Özbek Türkleri…………………………..6.015.000
Kazan ve Sibirya Türkleri………………4.968.000
Kazak Türkleri…………………………..3.622.000
Azerbaycan Türkleri…………………….2.940.000
Tacikler…………………………………...1.397.000
Türkmen Türkleri………………………..1.002.000
Başkırt Türkleri…………………………..   989.000
Kırgız Türkleri……………………………   969.000
Dağıstanlılar……………………………….  947.000
Çeçen-İnguşlar…………………………….  525.000
Osetinler……………………………………  410.000
Karakalpak Türkleri……………………… 173.000
Uygur Türkleri……………………………...  95.000
Karaçay-Balkar Türkleri…………………..123.000
Adıge,Abazin,Karabaytay………………….334.000
Kürtler……………………………………….  59.000
Anadolu Türkleri……………………………. 35.000
Asuriler……………………………………….  22.000
İranlılar………………………………………. 21.000
Arnavutlar…………………………………….  5.000
Kırım Türkleri………………………………..  ?
         Sovyetler Birliği Anayasaına göre, bu Müslüman Halkların doğrudan doğruya Sovyetler Birliği’ne dahil sözüm ona ‘’müttefik’’ cumhuriyetleri ve bu  cumhuriyetlerden birine giren ‘’muhtar cumhuriyet’’ ve ‘’muhtar eyaletleri’’ i vardır.

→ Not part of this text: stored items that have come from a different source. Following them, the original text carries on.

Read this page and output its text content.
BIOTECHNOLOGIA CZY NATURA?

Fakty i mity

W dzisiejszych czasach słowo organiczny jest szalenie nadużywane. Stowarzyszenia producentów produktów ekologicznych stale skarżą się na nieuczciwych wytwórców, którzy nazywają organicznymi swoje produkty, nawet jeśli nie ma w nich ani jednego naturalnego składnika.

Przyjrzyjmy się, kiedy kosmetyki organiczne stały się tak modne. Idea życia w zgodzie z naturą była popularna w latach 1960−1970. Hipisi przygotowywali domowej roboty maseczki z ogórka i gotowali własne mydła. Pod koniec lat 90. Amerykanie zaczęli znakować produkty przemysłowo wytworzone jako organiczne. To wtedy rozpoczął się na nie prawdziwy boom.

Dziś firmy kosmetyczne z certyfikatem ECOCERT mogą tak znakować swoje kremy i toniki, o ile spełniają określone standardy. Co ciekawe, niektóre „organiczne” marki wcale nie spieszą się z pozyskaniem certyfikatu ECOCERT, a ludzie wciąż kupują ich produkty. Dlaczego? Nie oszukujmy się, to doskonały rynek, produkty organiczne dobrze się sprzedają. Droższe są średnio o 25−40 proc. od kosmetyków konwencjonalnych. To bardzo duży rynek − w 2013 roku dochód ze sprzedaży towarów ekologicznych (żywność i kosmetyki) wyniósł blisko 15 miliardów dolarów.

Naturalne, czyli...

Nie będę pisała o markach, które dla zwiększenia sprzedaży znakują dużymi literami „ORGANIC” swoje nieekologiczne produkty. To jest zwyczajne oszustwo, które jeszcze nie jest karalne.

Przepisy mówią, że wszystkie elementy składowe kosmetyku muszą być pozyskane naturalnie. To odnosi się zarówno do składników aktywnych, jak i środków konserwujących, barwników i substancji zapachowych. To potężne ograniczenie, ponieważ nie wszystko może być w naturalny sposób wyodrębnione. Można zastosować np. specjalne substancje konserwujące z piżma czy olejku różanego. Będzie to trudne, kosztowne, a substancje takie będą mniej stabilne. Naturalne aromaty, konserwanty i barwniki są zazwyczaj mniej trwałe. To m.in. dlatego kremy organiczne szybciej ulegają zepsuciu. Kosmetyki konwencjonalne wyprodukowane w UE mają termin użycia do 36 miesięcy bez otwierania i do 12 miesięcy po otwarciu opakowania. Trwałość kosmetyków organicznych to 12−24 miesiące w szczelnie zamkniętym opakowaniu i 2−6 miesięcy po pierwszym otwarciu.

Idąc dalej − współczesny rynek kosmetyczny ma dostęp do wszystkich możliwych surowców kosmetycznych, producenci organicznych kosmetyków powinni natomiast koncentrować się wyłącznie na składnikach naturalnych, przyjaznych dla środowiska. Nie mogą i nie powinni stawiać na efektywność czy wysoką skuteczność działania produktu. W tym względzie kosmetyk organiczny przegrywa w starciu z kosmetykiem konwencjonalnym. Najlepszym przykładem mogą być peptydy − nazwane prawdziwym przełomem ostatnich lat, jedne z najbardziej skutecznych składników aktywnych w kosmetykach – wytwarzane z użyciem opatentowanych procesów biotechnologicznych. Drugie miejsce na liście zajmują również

         Müttefik Müslüman Cumhuriyetleri sayısı 6’ dır. Özbekistan, Kazakistan, Tacikistan, Türkmenistan, Kırgızistan ve Azerbaycan Sovyet Cumhuriyetleri. Muhtar Müslüman Cumhuriyetlerinin sayısı ise 10’u bulmaktadır. Tataristan, Başkırdistan, Karakalpak, Dağıstan, çeçen-İndiguştan, Kuzey Osetistan, Kabartay-Balkar, Abaza (Kısmen Müslüman), Acaristan ve Nahçivan Muhtar Sovyet Cumhuriyetleri. Muhtar Eyaletler de 2 dir. Karaçay-Çerkes ve Adıge Muhtar Eyaletleri.

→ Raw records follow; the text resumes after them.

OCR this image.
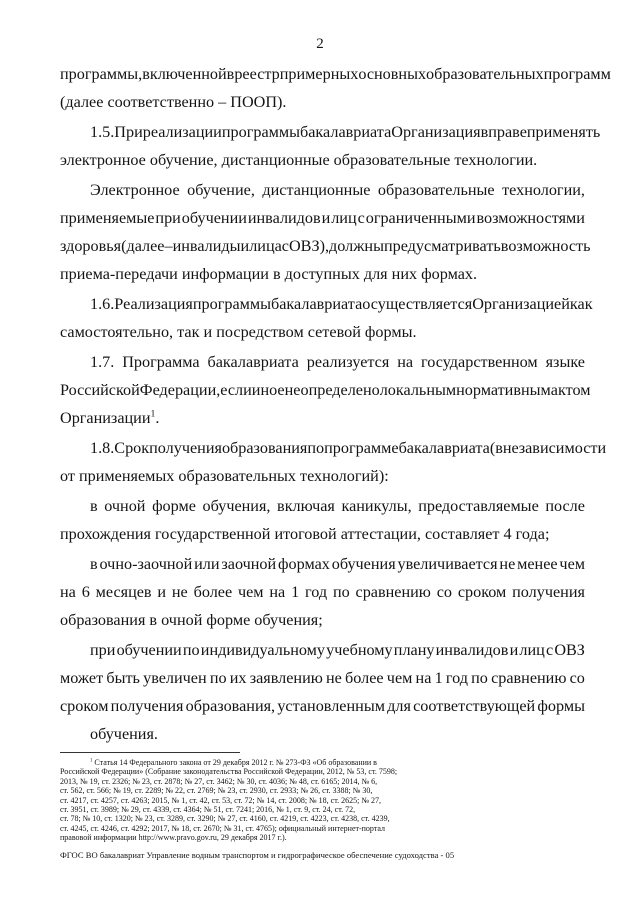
2
программы, включенной в реестр примерных основных образовательных программ
(далее соответственно – ПООП).
1.5. При реализации программы бакалавриата Организация вправе применять
электронное обучение, дистанционные образовательные технологии.
Электронное обучение, дистанционные образовательные технологии,
применяемые при обучении инвалидов и лиц с ограниченными возможностями
здоровья (далее – инвалиды и лица с ОВЗ), должны предусматривать возможность
приема-передачи информации в доступных для них формах.
1.6. Реализация программы бакалавриата осуществляется Организацией как
самостоятельно, так и посредством сетевой формы.
1.7. Программа бакалавриата реализуется на государственном языке
Российской Федерации, если иное не определено локальным нормативным актом
Организации$^1$.
1.8. Срок получения образования по программе бакалавриата (вне зависимости
от применяемых образовательных технологий):
в очной форме обучения, включая каникулы, предоставляемые после
прохождения государственной итоговой аттестации, составляет 4 года;
в очно-заочной или заочной формах обучения увеличивается не менее чем
на 6 месяцев и не более чем на 1 год по сравнению со сроком получения
образования в очной форме обучения;
$^1$ Статья 14 Федерального закона от 29 декабря 2012 г. № 273-ФЗ «Об образовании в
Российской Федерации» (Собрание законодательства Российской Федерации, 2012, № 53, ст. 7598;
2013, № 19, ст. 2326; № 23, ст. 2878; № 27, ст. 3462; № 30, ст. 4036; № 48, ст. 6165; 2014, № 6,
ст. 562, ст. 566; № 19, ст. 2289; № 22, ст. 2769; № 23, ст. 2930, ст. 2933; № 26, ст. 3388; № 30,
ст. 4217, ст. 4257, ст. 4263; 2015, № 1, ст. 42, ст. 53, ст. 72; № 14, ст. 2008; № 18, ст. 2625; № 27,
ст. 3951, ст. 3989; № 29, ст. 4339, ст. 4364; № 51, ст. 7241; 2016, № 1, ст. 9, ст. 24, ст. 72,
ст. 78; № 10, ст. 1320; № 23, ст. 3289, ст. 3290; № 27, ст. 4160, ст. 4219, ст. 4223, ст. 4238, ст. 4239,
ст. 4245, ст. 4246, ст. 4292; 2017, № 18, ст. 2670; № 31, ст. 4765); официальный интернет-портал
правовой информации http://www.pravo.gov.ru, 29 декабря 2017 г.).
ФГОС ВО бакалавриат Управление водным транспортом и гидрографическое обеспечение судоходства - 05
при обучении по индивидуальному учебному плану инвалидов и лиц с ОВЗ
может быть увеличен по их заявлению не более чем на 1 год по сравнению со
сроком получения образования, установленным для соответствующей формы
обучения.
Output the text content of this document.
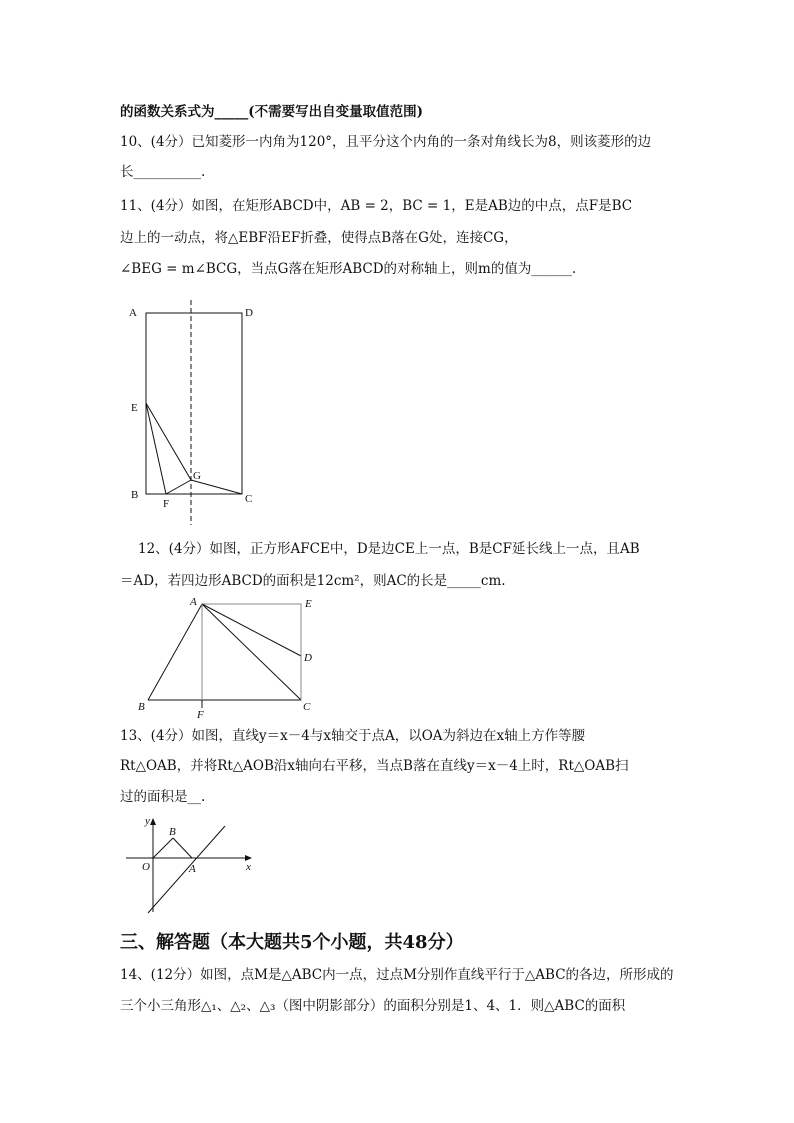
的函数关系式为_____(不需要写出自变量取值范围)
10、(4分）已知菱形一内角为120°，且平分这个内角的一条对角线长为8，则该菱形的边
长__________.
11、(4分）如图，在矩形ABCD中，AB = 2，BC = 1，E是AB边的中点，点F是BC
边上的一动点，将△EBF沿EF折叠，使得点B落在G处，连接CG，
∠BEG = m∠BCG，当点G落在矩形ABCD的对称轴上，则m的值为______.
A	D
E
G
B
F	C
12、(4分）如图，正方形AFCE中，D是边CE上一点，B是CF延长线上一点，且AB
＝AD，若四边形ABCD的面积是12cm²，则AC的长是_____cm.
A	E
D
B
F
C
13、(4分）如图，直线y＝x－4与x轴交于点A，以OA为斜边在x轴上方作等腰
Rt△OAB，并将Rt△AOB沿x轴向右平移，当点B落在直线y＝x－4上时，Rt△OAB扫
过的面积是__.
y
B
O	A	x
三、解答题（本大题共5个小题，共48分）
14、(12分）如图，点M是△ABC内一点，过点M分别作直线平行于△ABC的各边，所形成的
三个小三角形△₁、△₂、△₃（图中阴影部分）的面积分别是1、4、1．则△ABC的面积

         Sovyet Hükümeti, kendi tebaaları üzerine mutlak bir hakimiyet kurmak amacıyla, birbirlerine sade hudut ve milliyet bakımından değil, aynı zamanda dilce de yakın olan kabileleri parçalamaktadır. Mesela, Türkistan Türklerinin Özbek, Kazak, Türkmen ve Kırgız kabileleri; Kazan ve Başkırt Türkleri; Azerbaycan Türkleri, Karaçay-Balkar Türkleri, aynı dili konuşan ve aynı dinde olan Kabartay’ların da dahil bulunduğu Çerkezlerden ibaret Kafkasya Halkları için teker teker cumhuriyet, eyalet, gramer, edebiyat ve büyük bir millet haline gelme imkanına engel olan bir çeşit farklar ve ayırmalar vücuda getirmektedir.
         Müslüman halklarının Rus istilası altına alınışı da şu tarihlerde olmuştur; Kazan Türkleri 16.Yüzyıl ortalarında, Kırım Türkleri 18.Yüzyıl sonlarında, Türkistan Türkleri 19. Yüzyıl ortalarında, Azerbaycan Türkleri 19.Yüzyıl başlarında, Kuzey Kafkasya halkları da 19.Yüzyıl ortalarında.
         Çarlık Rusyasında Müslüman halkları için bazı tahdit ve kısıntılar vardı. 1905 ilk Rus İhtilalinden sonra, İslam Dini devlet içerisinde hukuken eşit bir din halini aldı. İkinci Rus İhtilali, yani Şubat 1917 İhtilali, Müslümanlık da dahil, bütün dinlerin tamamı ile serbest olduğunu ilan etti. Durum, 3.Rus İhtilalinden, yani Ekim 1917 ihtilalinden sonra kökünden değişti. Bu ihtilalin başında, bugün de Rusya’da (Rusya, 1924 yılında Sovyet Sosyalist Cumhuriyetler Birliği adını almıştır) iktidarda bulunan Bolşevik-komünistler duruyordu. İdeolojileri icabı Allahsız olup, ateist öğretisini de devletin dini yapan Rus Komünistleri taktik mülahazalarla kendi hakimiyetlerinin ilk çağlarında Müslümanlığa karşı özel ve ihtiyatlı bir tutum takınmışlardı. Komünist liderlerinden Lenin ve Stalin, 2 Aralık 1917 tarihinde Rusya’nın bütün Müslümanlarına hitaben şu beyannameyi neşretmişlerdir.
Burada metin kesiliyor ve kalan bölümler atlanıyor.